If \[w = \dfrac{z}{{z - \dfrac{1}{3}i}}\] and \[\left| w \right| = 1\], then z lies on [AIEEE\[2005\]]
A) A straight line
B) A parabola
C) An ellipse
D) A circle

Answer 1

Hint: in this question we have to find where given complex number lies which satisfy given condition. First write the given complex number as a combination of real and imaginary number. Put z in form of real and imaginary number into the equation.

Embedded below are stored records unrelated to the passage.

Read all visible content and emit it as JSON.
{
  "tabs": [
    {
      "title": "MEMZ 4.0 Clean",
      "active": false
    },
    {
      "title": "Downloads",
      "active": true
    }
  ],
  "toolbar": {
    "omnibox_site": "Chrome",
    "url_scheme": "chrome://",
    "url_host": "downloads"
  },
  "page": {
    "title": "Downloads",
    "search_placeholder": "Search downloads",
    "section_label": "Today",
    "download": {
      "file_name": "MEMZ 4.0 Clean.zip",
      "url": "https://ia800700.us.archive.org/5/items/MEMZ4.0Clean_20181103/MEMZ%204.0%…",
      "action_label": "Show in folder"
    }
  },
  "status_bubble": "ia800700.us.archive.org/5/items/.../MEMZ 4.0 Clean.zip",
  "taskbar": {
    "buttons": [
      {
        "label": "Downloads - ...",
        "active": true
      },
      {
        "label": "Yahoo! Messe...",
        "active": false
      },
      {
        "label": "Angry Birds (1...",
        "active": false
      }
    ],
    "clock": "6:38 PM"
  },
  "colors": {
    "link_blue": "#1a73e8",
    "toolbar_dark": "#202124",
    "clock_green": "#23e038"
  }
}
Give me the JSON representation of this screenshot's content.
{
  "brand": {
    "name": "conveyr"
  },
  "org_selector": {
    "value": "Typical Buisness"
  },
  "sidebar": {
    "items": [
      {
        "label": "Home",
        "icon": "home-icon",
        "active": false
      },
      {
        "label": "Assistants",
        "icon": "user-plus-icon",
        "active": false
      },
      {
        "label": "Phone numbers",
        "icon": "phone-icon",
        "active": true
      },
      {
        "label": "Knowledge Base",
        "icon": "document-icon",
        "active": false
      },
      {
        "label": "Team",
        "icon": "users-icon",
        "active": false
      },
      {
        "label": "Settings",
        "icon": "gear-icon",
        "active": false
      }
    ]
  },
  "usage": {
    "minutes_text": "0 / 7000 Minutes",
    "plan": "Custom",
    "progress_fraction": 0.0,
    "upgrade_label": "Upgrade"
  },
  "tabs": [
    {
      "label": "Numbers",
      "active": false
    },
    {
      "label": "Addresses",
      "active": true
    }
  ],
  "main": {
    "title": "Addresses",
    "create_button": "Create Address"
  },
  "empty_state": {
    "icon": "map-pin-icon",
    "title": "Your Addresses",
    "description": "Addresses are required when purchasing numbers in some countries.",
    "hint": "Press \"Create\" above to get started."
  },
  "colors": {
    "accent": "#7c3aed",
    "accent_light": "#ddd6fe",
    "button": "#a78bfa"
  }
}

Formula Used: Equation of complex number is given by
\[z = x + iy\]
Where
z is a complex number
x represent real part of complex number
iy is a imaginary part of complex number
i is iota
Square of iota is equal to the negative of one

Complete step by step solution: Given: Equation in the form of complex number
Now we have complex number equation\[w = \dfrac{z}{{z - \dfrac{1}{3}i}}\]
\[\left| {\dfrac{z}{{z - \dfrac{1}{3}i}}} \right| = 1\]
\[\left| z \right| = \left| {z - \dfrac{1}{3}i} \right|\]
We know that complex number is written as a combination of real and imaginary number.
\[z = x + iy\]
Where
z is a complex number
x represent real part of complex number
iy is a imaginary part of complex number
Put this value in \[\left| z \right| = \left| {z - \dfrac{1}{3}i} \right|\]
\[\left| {x + iy} \right| = \left| {(x + iy) - \dfrac{1}{3}i} \right|\]
\[\left| {x + iy} \right| = \left| {x + i(y - \dfrac{1}{3})} \right|\]
We know that
\[\left| z \right| = \sqrt {{x^2} + {y^2}} \]
\[\sqrt {{x^2} + {y^2}} = \sqrt {{x^2} + {{(y - \dfrac{1}{3})}^2}} \]
\[{x^2} + {y^2} = {x^2} + {(y - \dfrac{1}{3})^2}\]
\[{y^2} = {(y - \dfrac{1}{3})^2}\]
\[{y^2} = {y^2} + \dfrac{1}{9} - \dfrac{2}{3}y\]
\[\dfrac{2}{3}y = \dfrac{1}{9}\]
\[y = \dfrac{1}{6}\]
This equation represents equation of line.
So z lies on straight line.

Option ‘A’ is correct

Note: Complex number is a number which is a combination of real and imaginary number. So in complex number questions, we have to represent number as a combination of real and its imaginary part. Imaginary part is known as iota. Square of iota is equal to negative one.